The efforts of farmers to drive the herds away from the fields by burning chilli powder, beating drums and adopting other tricks have not often been successful.

Foresters say they are facing a funds crunch vis-à-vis payment of compensation to farmers whose crops have been damaged and in release of wages to outsourced animal trackers.

The problem from elephants, they say, has been there for many years. Now it is in a more serious  condition. Foresters are working out plans to persuade farmers to opt for alternative crops that elephants do not want to eat.
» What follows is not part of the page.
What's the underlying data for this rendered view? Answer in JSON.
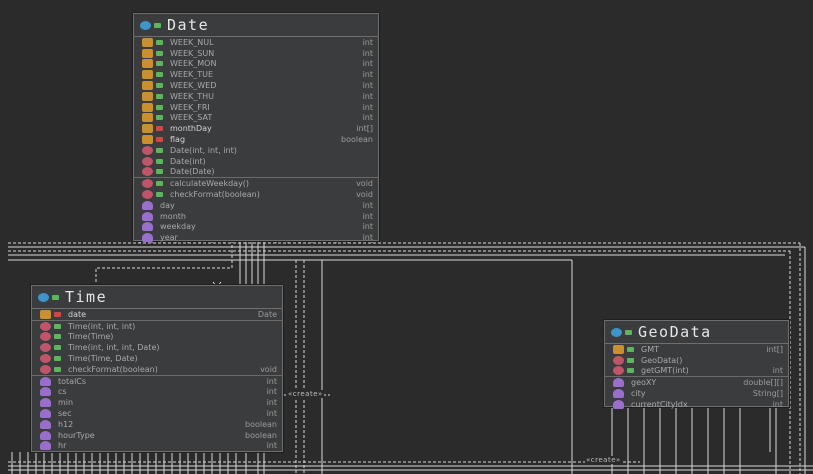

Elephants find sugarcane crop as the ‘best to eat’ apart from bananas, paddy and vegetables.

There is also a plan to declare a crop holiday in areas where tuskers frequent, to eat away crops.

Srikakulam district forest officer Nisha Kumari said, “We have two elephants in our region and we are working out plans to get a permanent solution to the menace.”

Parvathipuram Manyam district forest officer GAP Prasuna said, “We have seen seven elephants including a male and two calves. They move around especially in the Komarada and Kurupam areas. They are getting habituated to eating paddy and vegetables when sugarcane is not available. We have deployed animal trackers to keep a tab on their movement day and night, to ensure safety to the people and avoid damage to crops.”

Meanwhile, senior forest officials from erstwhile north Andhra districts visited the Elephant Conservation and Care Centre in Mathura in Uttar Pradesh recently to study how it deals with the elephants, in the hope these can be adopted in AP.

Visakhapatnam circle forest conservator Srikantanatha Reddy said, “We will address the issue of elephant menace on a permanent basis. We are working out several plans to deal with the situation.”